4. Verification. The test-plan checkboxes are unchecked, and this PR's entire justification is empirical (~100s→6s, removes the -race SIGTERM class). Please confirm the listed go test -race commands were actually run and paste timings before merge.
Address review (Simon #3b): the var-block comment described a 'sharedContainer' that does not exist — the retained state is sharedConnStr (a connStr); the container handle is not kept (lifecycle bound to the test process / CI runner teardown, Ryuk disabled). Also notes the sync.Once first-start poisoning tradeoff.
…shared-test-container
|
@ordishs all four addressed:
|
|



Summary
SetupTestPostgresContainer()started a brand-newpostgres:16-alpinecontainer on every call. Packages with many Postgres tests (e.g.stores/blockchain/sql) spun up dozens of containers per run, each with a ~30s readiness wait.

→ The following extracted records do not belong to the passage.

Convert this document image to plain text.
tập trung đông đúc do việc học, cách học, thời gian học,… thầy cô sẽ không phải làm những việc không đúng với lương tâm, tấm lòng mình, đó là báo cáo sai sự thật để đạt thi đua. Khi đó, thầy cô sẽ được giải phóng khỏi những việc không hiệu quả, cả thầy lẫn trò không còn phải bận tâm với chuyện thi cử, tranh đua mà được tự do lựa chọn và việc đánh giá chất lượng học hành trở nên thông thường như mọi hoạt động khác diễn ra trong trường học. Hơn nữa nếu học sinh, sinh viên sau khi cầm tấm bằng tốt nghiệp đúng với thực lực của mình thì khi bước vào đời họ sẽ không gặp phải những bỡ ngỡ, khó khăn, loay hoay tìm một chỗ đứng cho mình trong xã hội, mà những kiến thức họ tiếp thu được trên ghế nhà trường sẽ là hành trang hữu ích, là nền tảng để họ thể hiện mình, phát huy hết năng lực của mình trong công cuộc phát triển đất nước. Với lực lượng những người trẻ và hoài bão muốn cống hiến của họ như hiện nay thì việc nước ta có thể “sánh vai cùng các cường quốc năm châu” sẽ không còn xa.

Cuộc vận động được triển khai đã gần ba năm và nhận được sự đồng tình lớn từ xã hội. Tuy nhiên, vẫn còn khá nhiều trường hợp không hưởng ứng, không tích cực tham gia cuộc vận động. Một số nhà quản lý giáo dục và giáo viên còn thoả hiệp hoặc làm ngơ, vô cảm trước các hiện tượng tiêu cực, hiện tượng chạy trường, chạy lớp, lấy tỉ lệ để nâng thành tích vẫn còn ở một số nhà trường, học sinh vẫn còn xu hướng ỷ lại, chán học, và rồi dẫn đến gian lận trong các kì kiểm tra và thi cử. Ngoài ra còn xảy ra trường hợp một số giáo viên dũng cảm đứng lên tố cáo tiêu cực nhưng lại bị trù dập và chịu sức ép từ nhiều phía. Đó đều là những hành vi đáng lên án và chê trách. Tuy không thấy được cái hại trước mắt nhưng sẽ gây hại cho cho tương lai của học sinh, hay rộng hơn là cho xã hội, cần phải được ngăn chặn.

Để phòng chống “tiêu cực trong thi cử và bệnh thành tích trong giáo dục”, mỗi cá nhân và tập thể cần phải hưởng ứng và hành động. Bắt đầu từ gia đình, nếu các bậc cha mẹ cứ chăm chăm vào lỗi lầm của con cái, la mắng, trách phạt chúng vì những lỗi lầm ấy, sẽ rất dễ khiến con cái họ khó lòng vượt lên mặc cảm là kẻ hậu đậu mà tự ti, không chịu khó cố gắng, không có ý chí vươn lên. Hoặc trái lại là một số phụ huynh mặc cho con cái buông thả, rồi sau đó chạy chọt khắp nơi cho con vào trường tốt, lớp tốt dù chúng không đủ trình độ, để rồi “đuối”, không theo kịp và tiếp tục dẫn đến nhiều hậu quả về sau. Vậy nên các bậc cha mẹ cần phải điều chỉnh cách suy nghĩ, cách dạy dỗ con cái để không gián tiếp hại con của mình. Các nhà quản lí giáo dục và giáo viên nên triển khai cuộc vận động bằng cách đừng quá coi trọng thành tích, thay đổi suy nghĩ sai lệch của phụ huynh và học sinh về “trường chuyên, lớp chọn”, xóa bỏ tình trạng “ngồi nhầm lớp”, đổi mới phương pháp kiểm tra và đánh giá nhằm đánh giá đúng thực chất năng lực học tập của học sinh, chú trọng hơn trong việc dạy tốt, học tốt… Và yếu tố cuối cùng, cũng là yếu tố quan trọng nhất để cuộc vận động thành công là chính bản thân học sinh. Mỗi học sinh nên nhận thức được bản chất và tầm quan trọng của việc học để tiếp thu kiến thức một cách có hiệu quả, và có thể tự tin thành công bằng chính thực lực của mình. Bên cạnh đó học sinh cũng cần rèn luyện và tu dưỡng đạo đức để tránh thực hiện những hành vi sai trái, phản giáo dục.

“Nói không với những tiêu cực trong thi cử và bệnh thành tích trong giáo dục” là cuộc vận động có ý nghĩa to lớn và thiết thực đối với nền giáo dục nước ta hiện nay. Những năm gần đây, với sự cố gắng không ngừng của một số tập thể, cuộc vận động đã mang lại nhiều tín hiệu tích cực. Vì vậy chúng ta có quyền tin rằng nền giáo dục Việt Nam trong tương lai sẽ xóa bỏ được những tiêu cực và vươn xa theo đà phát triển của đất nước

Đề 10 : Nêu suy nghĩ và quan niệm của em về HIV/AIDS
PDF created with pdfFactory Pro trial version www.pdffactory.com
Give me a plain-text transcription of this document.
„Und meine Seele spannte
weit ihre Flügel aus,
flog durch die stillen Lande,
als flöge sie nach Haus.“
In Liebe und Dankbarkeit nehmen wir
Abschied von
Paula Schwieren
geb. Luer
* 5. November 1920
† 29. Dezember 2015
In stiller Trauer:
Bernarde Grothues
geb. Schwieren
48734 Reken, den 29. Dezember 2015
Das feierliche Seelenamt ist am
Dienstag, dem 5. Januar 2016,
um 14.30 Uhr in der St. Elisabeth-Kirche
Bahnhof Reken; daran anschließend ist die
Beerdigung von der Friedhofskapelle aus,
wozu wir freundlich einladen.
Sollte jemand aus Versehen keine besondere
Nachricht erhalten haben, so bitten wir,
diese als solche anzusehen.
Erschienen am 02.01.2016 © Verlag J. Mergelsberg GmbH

Under-racethe cumulative startups blew the per-package timeout and the container-creation contention produced transient connection errors — a major source of unit-test flakiness and slow CI.This shares one container per test binary (lazy
sync.Once) and gives each caller its own isolated database on it. The public signature is unchanged, so no callers need updating.Change (
test/utils/postgres/container.go)postgres:16-alpinecontainer lazily viasync.Once(keeps the 3-attempt startup retry + readiness validation).SetupTestPostgresContainer()call creates a unique database (testdb_<atomic counter>) on that container and returns a connection string pointing at it → full per-test isolation, identical to today's fresh-container behaviour (each store runs fresh migrations/genesis on an empty DB).CREATE DATABASEis issued against thepostgressystem DB (never a template) and serialized behind a mutex, so it cannot hittemplate1 is being accessed by other userseven if a future caller addst.Parallel().WITH (FORCE)(terminates the store's lingering backends; Postgres 16). The shared container handle is not retained — its lifecycle is bound to the test process / CI runner teardown (Ryuk is disabled in CI; locally, if enabled, the testcontainers reaper cleans it up at process exit).t.Skipf).Blast radius
Audited all callers repo-wide: 8 caller files, 0 use
t.Parallel(), none assume container identity/port/lifecycle — all immediately parse the connStr and build a store on a fresh DB. Fully compatible with shared-container + per-test-DB.Known tradeoff —
sync.OncepoisoningPreviously each call ran its own 3-attempt retry, so a transient first-start failure (slow image pull, port contention) took out only that one test. Now the first caller's
startSharedContainer()runs undersync.Once; if it fails,containerErris permanent and every subsequent test in that binary fails rather than just one. The 3 internal start attempts mitigate this (the failure has to persist across all three), but the blast radius of a genuinely stuck first start is wider. Accepted as the cost of not paying a fresh ~30s container start per test; ephemeral CI runners make a poisoned binary a re-run, not a stuck state.Impact
stores/blockchain/sqlnon-fork Postgres subtests: ~100s → ~6s for 8 iterations (one container instead of eight). Removes the-racetimeout/SIGTERM class on the unit-test job.Test plan
go test -race -tags testtxmetacache -count=1 ./stores/blockchain/sql/...(primary shared-container caller), run locally on this branch:-race. Previously the per-call container startups blew the per-package timeout — this is the SIGTERM class this PR removes.template1 is being accessed/ stale-DB errors across the run.GetLatestBlockHeaderFromBlockLocator/fork_scenario, which is the pre-existingon_main_chainstartup-rebuild race fixed in fix(blockchain/sql): snapshot-isolate on_main_chain rebuild to prevent startup race #1044 — not caused by this change. Confirmed by A/B: it fails on this (racy) branch and passes 5/5 with the fix(blockchain/sql): snapshot-isolate on_main_chain rebuild to prevent startup race #1044 fix applied. This PR goes green once fix(blockchain/sql): snapshot-isolate on_main_chain rebuild to prevent startup race #1044 lands and this branch picks upmain.